Bildung

Hausburgschule in Friedrichshain bekommt neue Schaukel

Die Hausburgschule hat endlich eine neue Riesenschaukel – möglich wurde sie durch einen privaten Sponsor.

Schaukel an der Hausburg Grundschule 

Schaukel an der Hausburg Grundschule 

Foto: Privat

Kaum war die lang ersehnte Schaukel auf dem Schulhof, schon sprangen die ersten Kinder auf die dicken Taue. „Diese Schaukel fördert das Gleichgewicht“, sagt Co-Rektorin Kati Künne. Für die Grundschüler der Hausburgschule ist das besonders wichtig – denn damit der Kopf im Unterricht beim Lernen gut mitmacht, muss in den Pausen die Motorik richtig zum Zuge kommen. Bewegung, Bewegung, Bewegung.

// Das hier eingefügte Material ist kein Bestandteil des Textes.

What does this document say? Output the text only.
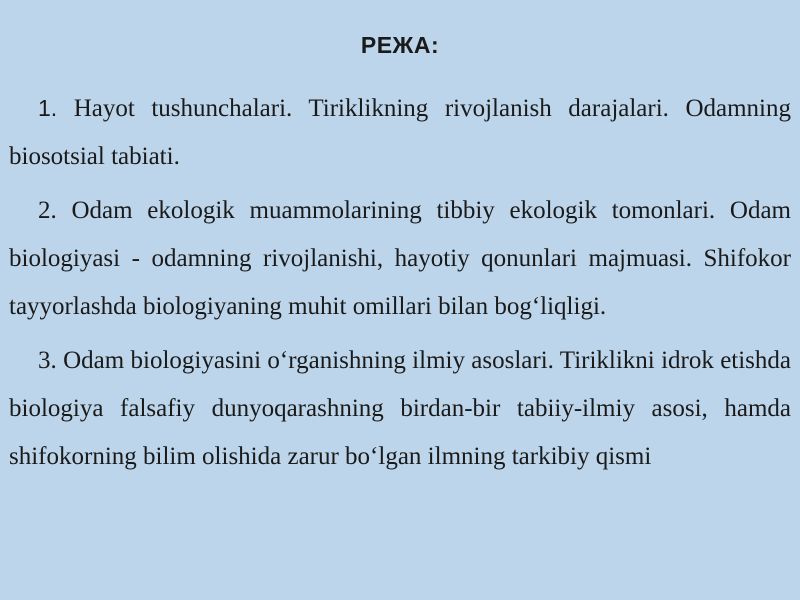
РЕЖА:

1. Hayot tushunchalari. Tiriklikning rivojlanish darajalari. Odamning biosotsial tabiati.

2. Odam ekologik muammolarining tibbiy ekologik tomonlari. Odam biologiyasi - odamning rivojlanishi, hayotiy qonunlari majmuasi. Shifokor tayyorlashda biologiyaning muhit omillari bilan bog‘liqligi.

3. Odam biologiyasini o‘rganishning ilmiy asoslari. Tiriklikni idrok etishda biologiya falsafiy dunyoqarashning birdan-bir tabiiy-ilmiy asosi, hamda shifokorning bilim olishida zarur bo‘lgan ilmning tarkibiy qismi
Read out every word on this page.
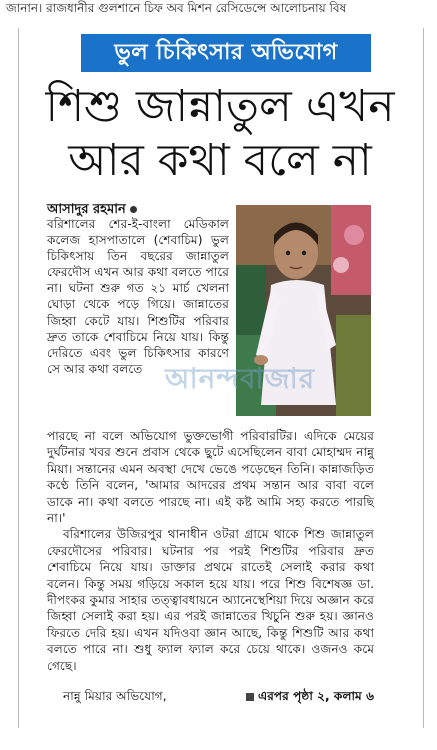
জানান। রাজধানীর গুলশানে চিফ অব মিশন রেসিডেন্সে আলোচনায় বিষ
ভুল চিকিৎসার অভিযোগ
শিশু জান্নাতুল এখন
আর কথা বলে না
আসাদুর রহমান
বরিশালের শের-ই-বাংলা মেডিকাল কলেজ হাসপাতালে (শেবাচিম) ভুল চিকিৎসায় তিন বছরের জান্নাতুল ফেরদৌস এখন আর কথা বলতে পারে না। ঘটনা শুরু গত ২১ মার্চ খেলনা ঘোড়া থেকে পড়ে গিয়ে। জান্নাতের জিহ্বা কেটে যায়। শিশুটির পরিবার দ্রুত তাকে শেবাচিমে নিয়ে যায়। কিন্তু দেরিতে এবং ভুল চিকিৎসার কারণে সে আর কথা বলতে আনন্দবাজার

পারছে না বলে অভিযোগ ভুক্তভোগী পরিবারটির। এদিকে মেয়ের দুর্ঘটনার খবর শুনে প্রবাস থেকে ছুটে এসেছিলেন বাবা মোহাম্মদ নান্নু মিয়া। সন্তানের এমন অবস্থা দেখে ভেঙে পড়েছেন তিনি। কান্নাজড়িত কণ্ঠে তিনি বলেন, 'আমার আদরের প্রথম সন্তান আর বাবা বলে ডাকে না। কথা বলতে পারছে না। এই কষ্ট আমি সহ্য করতে পারছি না।'

বরিশালের উজিরপুর থানাধীন ওটরা গ্রামে থাকে শিশু জান্নাতুল ফেরদৌসের পরিবার। ঘটনার পর পরই শিশুটির পরিবার দ্রুত শেবাচিমে নিয়ে যায়। ডাক্তার প্রথমে রাতেই সেলাই করার কথা বলেন। কিন্তু সময় গড়িয়ে সকাল হয়ে যায়। পরে শিশু বিশেষজ্ঞ ডা. দীপংকর কুমার সাহার তত্ত্বাবধায়নে অ্যানেস্থেশিয়া দিয়ে অজ্ঞান করে জিহ্বা সেলাই করা হয়। এর পরই জান্নাতের খিচুনি শুরু হয়। জ্ঞানও ফিরতে দেরি হয়। এখন যদিওবা জ্ঞান আছে, কিন্তু শিশুটি আর কথা বলতে পারে না। শুধু ফ্যাল ফ্যাল করে চেয়ে থাকে। ওজনও কমে গেছে।

নান্নু মিয়ার অভিযোগ,	এরপর পৃষ্ঠা ২, কলাম ৬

Die war allerdings in dieser Grundschule in Friedrichshain, die eine bilinguale Europaschule ist, in der Deutsch-Spanisch unterrichtet wird, in den letzten Jahren eher beschränkt. Denn die Hausburgschule, deren Hauptgebäude von 1910 stammt, wird seit Jahren während des laufenden Betriebs saniert und ausgebaut. So wurden Container aufgestellt, um flott weitere Klassenzimmer zu schaffen; der Druck auf die Schulplätze ist hoch. Dazu allerlei Baugerät. All das geht auch auf Kosten der Freiflächen für die Hofpause – irgendwann waren auch die Schaukeln der Kinder weg. Um so schöner, dass nun wieder eine Schaukelanlage auf dem Schulhof steht.

15.000 Euro von einem privaten Sponsor für die Schule

Möglich wurde das durch einen privaten Sponsor. Guido Alt, von der Kommunikations-Firma „Alt & Kramer“, spendete 15.000 Euro an die Schule. Es war das „Weihnachtsgeschenk“ 2019 an die Kunden; statt womöglich hübsche, aber wenig nachhaltige kleine Präsente an diese zu verschicken, taten nun alle etwas Gutes für die Schule – dabei hat Alt keine Kinder dort oder andere Verbindungen dahin. „Er ist einfach am Kiez interessiert“, sagt Ulrike Grubitzsch, eine Elternsprecherin der Hausburgschule. Eine Schule ist in einem Viertel eine ganz wichtige Verwurzelung.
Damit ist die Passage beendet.